Mas nada disso foi possível sozinho. Além dos meus alunos como grandes incentivadores, divulgadores, reprodutores, contei com o apoio de amigos, familiares, parceiros, dentre eles: César Borralho, Claudio Zannonni, Marcelo Cheche, Ana Cristina Teodoro, Patrícia Luzio, Marcos Muniz, Augusto Venturoso, Tonny Araújo, Veronica Coutinho, Thays Barbosa, José Antonio Basto, Luiz Fernando Pinheiro, Ingrid Campelo, Jeanne Sousa da Silva, Marcos Rogério Feitosa de Araújo, Jackson Ronnie Sá Silva, Adonay Ramos Moreira, De Moraes, Álvaro Moreira e Lucía Tugeiro de Paula Borralho, minha filha mais velha em seu primeiro poema, à época com apenas 07 anos. Todos eles publicaram textos, aos quais agradeço e sou muito grato pela parceria, além dos seguidores de vários lugares, não só do Maranhão, Brasil e de vários lugares do mundo, mesmo sendo escrito em língua portuguesa-brasileira e sem olvidar dos revisores, tais como: César Borralho, Patrícia Luzio, Liana Márcia, Claunisio Amorim Carvalho, Maristela  Andrade, Dulce Maurilia.

Questões pessoais me fizeram frear a escrita, e, quando por vezes tive intento de voltar em pleno vapor, o mundo já estava muito diferente, digo, mais diferente ainda: dominado por linguagens cifradas, memes, fake news, whatsapp, num alarido aturdido, de difícil legibilidade. Isso não é vitimismo, nem justificativa, é recolhimento.
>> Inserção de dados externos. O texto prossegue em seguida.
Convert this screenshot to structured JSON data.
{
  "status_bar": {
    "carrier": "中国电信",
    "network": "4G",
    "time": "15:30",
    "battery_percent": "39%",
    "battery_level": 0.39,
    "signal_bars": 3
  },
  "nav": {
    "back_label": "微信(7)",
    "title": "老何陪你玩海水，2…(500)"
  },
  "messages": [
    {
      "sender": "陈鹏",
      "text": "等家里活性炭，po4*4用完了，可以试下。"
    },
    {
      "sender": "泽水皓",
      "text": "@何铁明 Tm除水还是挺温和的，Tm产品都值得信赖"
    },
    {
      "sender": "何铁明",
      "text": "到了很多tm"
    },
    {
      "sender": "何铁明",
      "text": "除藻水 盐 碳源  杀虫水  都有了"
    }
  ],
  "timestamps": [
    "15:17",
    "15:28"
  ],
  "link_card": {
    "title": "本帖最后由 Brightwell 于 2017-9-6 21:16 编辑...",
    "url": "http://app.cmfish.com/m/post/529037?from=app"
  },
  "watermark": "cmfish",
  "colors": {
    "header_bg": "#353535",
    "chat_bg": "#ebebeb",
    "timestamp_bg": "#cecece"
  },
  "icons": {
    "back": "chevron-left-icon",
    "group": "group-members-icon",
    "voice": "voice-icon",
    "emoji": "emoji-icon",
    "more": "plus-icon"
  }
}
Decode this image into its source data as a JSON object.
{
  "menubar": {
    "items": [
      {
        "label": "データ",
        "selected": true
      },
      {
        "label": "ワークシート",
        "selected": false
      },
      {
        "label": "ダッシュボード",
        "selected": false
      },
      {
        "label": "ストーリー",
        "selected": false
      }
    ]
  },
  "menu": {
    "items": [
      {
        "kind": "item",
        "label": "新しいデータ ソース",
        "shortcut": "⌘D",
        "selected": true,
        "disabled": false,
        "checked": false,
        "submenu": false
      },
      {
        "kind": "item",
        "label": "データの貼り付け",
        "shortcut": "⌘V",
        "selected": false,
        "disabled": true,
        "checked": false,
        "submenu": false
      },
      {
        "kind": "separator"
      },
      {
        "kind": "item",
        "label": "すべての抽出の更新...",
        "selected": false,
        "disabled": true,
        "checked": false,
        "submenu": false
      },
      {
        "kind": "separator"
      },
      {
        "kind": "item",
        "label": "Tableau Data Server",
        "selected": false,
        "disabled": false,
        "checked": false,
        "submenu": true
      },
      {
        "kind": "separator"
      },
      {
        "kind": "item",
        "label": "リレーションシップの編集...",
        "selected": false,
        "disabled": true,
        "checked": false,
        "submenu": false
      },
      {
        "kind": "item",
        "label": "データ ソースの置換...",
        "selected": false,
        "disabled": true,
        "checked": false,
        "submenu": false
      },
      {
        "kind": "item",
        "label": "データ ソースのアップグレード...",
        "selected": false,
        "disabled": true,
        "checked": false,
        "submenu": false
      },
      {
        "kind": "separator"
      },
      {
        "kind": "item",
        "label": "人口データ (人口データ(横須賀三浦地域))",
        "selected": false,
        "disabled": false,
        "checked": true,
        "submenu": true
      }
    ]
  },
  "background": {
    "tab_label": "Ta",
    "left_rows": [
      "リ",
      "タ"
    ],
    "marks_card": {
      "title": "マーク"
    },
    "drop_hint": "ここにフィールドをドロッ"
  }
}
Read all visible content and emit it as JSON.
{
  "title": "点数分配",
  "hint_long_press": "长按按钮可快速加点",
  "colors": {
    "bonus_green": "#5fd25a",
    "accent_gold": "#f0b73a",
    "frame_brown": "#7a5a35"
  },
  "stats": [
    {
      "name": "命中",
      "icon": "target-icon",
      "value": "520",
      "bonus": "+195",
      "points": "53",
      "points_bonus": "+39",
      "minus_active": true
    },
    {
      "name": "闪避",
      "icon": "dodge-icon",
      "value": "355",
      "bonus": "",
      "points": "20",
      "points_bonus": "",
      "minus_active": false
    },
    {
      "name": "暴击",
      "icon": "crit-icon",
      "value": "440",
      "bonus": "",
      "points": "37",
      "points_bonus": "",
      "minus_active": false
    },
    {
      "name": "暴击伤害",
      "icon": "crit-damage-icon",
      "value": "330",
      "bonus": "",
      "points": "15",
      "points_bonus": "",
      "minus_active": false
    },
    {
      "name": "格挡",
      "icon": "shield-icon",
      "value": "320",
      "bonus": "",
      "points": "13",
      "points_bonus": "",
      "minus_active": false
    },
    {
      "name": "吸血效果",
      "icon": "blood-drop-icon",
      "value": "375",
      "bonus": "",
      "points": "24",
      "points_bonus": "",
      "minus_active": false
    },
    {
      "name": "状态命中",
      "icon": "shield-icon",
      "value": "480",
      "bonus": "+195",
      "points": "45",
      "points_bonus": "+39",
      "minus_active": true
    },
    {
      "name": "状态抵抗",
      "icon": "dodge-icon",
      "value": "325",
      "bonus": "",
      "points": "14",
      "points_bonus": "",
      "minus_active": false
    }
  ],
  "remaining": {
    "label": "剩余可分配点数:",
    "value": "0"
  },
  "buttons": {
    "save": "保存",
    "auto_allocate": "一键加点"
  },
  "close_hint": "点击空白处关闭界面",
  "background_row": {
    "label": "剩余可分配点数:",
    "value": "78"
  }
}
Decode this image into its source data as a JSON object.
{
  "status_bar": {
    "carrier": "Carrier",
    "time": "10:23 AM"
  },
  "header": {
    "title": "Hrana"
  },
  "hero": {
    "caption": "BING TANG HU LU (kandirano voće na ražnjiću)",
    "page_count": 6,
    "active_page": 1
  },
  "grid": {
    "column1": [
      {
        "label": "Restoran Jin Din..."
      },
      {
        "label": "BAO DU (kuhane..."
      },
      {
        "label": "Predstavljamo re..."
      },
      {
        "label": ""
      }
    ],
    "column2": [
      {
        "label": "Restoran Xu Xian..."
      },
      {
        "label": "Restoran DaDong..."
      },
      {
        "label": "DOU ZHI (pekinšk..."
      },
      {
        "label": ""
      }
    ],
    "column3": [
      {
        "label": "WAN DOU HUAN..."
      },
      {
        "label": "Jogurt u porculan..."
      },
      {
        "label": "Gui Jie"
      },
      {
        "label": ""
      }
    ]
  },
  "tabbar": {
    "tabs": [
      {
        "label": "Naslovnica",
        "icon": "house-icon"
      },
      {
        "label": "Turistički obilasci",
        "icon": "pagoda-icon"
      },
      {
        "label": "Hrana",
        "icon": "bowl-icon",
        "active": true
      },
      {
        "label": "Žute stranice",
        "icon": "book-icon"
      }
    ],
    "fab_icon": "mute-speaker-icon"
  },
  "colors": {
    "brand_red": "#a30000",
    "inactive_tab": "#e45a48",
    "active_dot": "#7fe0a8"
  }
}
Tenho ainda em mente o projeto da publicação do último livro da trilogia: Versura – transição planetária, sem data para lançamento. Transição planetária é um conceito polissêmico e interpretado de diferentes formas; desde a astronomia, passando pelos Vedas (apunishads), Brahmanis, algumas sociedades africanas, pelo judaísmo, pelos cristianismos esotéricos e seculares, pelos maias, pelos indígenas hopis dos Estados Unidos, pelos incas, astecas, pelo espiritismo e diferentes esoterismos, dentre outras leituras, tradições e práticas espiritualistas. 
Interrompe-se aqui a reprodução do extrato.